The Proposal introduces a tailored definition of “short sale” specifically for Rule 48-501, which is broader than the corresponding definition in CIRO’s Universal Market Integrity Rules, and includes any sale settled or intended to be settled with borrowed securities even if the seller owns or is deemed to own the securities, through, for example, a long position or a securities lending agreement.
Exceptions to the restriction on short sellers purchasing securities in an offering during the Restricted Period include the purchase of the securities:
- in an open-marketplace transaction on a marketplace in a distribution that is an at-the-market distribution;
- in a distribution that is exempt from the prospectus requirements pursuant to section 2.42 of National Instrument 45-106 Prospectus Exemptions1;
- following bona fide purchases of securities of the same class where the purchases are (i) at least equivalent in quantity to the amount of the securities sold short by such person or company during the Restricted Period; (ii) made in an open-market transaction on a marketplace; and (iii) made no later than the business day prior to pricing; and
- in a separate account, where decisions surrounding securities transactions for each account are made separately and without coordination of trading or cooperation among or between the accounts.
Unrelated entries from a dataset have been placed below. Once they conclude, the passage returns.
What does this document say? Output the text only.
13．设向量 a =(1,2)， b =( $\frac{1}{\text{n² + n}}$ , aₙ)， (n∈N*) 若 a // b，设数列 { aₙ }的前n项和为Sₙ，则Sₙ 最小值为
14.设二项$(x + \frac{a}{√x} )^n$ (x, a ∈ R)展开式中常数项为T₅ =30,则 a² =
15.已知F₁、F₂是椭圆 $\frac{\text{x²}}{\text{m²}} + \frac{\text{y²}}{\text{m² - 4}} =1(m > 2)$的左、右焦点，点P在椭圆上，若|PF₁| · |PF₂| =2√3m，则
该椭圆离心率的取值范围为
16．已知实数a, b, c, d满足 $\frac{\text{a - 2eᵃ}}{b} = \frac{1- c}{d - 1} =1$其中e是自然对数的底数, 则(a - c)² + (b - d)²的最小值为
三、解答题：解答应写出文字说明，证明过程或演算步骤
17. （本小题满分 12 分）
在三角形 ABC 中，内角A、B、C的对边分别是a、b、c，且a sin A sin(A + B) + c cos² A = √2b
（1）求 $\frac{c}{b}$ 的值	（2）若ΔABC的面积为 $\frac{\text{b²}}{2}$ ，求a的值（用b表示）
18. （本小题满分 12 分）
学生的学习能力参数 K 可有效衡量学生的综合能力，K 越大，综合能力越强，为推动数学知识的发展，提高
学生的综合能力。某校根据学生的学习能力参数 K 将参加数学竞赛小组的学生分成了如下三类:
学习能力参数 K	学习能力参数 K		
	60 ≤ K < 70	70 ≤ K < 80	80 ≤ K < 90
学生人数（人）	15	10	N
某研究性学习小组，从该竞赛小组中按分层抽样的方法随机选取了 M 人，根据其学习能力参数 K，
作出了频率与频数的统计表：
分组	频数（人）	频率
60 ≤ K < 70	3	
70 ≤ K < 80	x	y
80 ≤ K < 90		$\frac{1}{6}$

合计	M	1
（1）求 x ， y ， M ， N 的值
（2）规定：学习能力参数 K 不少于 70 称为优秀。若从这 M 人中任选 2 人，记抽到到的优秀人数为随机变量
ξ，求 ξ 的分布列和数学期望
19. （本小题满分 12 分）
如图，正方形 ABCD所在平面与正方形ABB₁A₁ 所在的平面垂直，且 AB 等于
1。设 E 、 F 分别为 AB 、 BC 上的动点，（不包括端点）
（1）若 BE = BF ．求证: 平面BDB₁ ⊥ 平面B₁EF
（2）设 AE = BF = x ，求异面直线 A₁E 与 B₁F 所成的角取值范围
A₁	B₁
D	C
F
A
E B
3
The Proposal is broadly aligned with the US Securities and Exchange Commission’s Rule 105 of Regulation M: Short Selling in Connection with a Public Offering.
While the Proposal seeks to address specific concerns, the OSC has also identified that it comes with some potential risks, including the following:
- issuers may be left with fewer potential buyers in a financing as certain short sellers will be excluded from participating or may choose not to participate;
- persons or companies may have more difficulty closing short positions at an acceptable price;
- institutional investors and traders may need to implement new policies and procedures to ensure compliance with the Proposal; and
- dealers involved in offerings may have increased costs associated with monitoring participation of short sellers.
As noted, the Proposal is open for public comment until September 3, 2025.